Multi-Task Reinforcement Learning with Mixture of Orthogonal Experts

Multi-Task Reinforcement Learning (MTRL) tackles the long-standing problem of endowing agents with skills that generalize across a variety of problems. To this end, sharing representations plays a fundamental role in capturing both unique and common characteristics of the tasks. Tasks may exhibit similarities in terms of skills, objects, or physical properties while leveraging their representations eases the achievement of a universal policy. Nevertheless, the pursuit of learning a shared set of diverse representations is still an open challenge. In this paper, we introduce a novel approach for representation learning in MTRL that encapsulates common structures among the tasks using orthogonal representations to promote diversity. Our method, named Mixture Of Orthogonal Experts (MOORE), leverages a Gram-Schmidt process to shape a shared subspace of representations generated by a mixture of experts.

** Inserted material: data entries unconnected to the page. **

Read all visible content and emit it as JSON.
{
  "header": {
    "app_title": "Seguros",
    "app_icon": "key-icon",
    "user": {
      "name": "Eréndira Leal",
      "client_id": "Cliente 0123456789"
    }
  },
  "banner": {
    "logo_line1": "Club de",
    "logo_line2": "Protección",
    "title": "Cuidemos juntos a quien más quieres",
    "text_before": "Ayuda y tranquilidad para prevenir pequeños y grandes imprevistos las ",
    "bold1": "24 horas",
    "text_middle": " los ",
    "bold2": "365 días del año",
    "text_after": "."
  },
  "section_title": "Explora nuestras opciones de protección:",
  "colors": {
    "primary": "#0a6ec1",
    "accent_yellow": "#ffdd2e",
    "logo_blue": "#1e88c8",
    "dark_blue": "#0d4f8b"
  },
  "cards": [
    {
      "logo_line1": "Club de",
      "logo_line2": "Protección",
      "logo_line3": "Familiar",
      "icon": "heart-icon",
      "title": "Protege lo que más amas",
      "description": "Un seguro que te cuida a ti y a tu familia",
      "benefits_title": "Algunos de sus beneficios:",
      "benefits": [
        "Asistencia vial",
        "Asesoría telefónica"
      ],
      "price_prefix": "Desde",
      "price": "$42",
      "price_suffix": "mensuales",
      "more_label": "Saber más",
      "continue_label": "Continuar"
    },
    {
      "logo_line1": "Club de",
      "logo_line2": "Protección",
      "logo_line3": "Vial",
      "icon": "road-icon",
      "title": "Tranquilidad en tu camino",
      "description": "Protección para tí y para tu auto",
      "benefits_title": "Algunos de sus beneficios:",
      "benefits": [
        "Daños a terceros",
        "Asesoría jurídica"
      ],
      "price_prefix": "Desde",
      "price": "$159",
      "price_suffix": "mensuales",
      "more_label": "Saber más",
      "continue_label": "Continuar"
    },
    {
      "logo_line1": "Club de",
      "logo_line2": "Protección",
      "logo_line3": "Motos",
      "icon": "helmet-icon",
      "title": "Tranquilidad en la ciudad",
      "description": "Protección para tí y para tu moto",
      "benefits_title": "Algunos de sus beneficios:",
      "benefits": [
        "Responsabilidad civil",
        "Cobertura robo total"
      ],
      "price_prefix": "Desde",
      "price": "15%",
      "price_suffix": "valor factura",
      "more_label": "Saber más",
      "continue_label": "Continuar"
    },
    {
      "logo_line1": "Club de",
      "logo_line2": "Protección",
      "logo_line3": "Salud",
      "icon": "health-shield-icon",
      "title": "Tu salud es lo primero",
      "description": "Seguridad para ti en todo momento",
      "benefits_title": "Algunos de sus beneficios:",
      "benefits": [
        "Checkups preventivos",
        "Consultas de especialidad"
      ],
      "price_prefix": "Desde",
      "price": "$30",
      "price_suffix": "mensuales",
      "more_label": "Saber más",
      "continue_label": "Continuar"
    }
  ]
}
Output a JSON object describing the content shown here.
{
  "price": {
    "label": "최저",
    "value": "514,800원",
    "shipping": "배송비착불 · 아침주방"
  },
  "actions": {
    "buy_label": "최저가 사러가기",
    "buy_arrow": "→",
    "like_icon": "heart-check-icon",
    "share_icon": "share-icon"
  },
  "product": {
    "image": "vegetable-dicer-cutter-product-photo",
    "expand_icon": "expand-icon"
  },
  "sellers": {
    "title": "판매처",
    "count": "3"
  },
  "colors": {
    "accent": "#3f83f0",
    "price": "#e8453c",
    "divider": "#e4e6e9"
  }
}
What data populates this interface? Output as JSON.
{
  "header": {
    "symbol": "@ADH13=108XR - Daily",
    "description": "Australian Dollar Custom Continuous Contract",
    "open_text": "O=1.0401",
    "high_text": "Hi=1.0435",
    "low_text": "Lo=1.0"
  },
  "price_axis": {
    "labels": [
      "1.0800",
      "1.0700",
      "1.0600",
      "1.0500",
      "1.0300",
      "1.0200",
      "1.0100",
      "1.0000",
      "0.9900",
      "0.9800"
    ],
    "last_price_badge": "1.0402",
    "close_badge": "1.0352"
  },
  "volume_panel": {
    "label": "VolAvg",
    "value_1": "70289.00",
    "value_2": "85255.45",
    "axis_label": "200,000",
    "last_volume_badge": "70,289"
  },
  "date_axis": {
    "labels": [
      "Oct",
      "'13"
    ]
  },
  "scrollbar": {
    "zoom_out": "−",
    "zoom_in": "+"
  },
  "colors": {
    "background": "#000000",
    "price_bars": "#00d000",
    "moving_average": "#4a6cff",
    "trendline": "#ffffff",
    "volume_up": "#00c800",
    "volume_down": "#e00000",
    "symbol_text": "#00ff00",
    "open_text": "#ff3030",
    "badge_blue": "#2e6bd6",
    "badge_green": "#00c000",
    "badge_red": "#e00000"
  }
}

When task-specific information is provided, MOORE generates relevant representations from this shared subspace. We assess the effectiveness of our approach on two MTRL benchmarks, namely MiniGrid and MetaWorld, showing that MOORE surpasses related baselines and establishes a new state-of-the-art result on MetaWorld.

Bib
Hendawy, A.; Peters, J.; D'Eramo, C. (2024). Multi-Task Reinforcement Learning with Mixture of Orthogonal Experts, International Conference on Learning Representations (ICLR).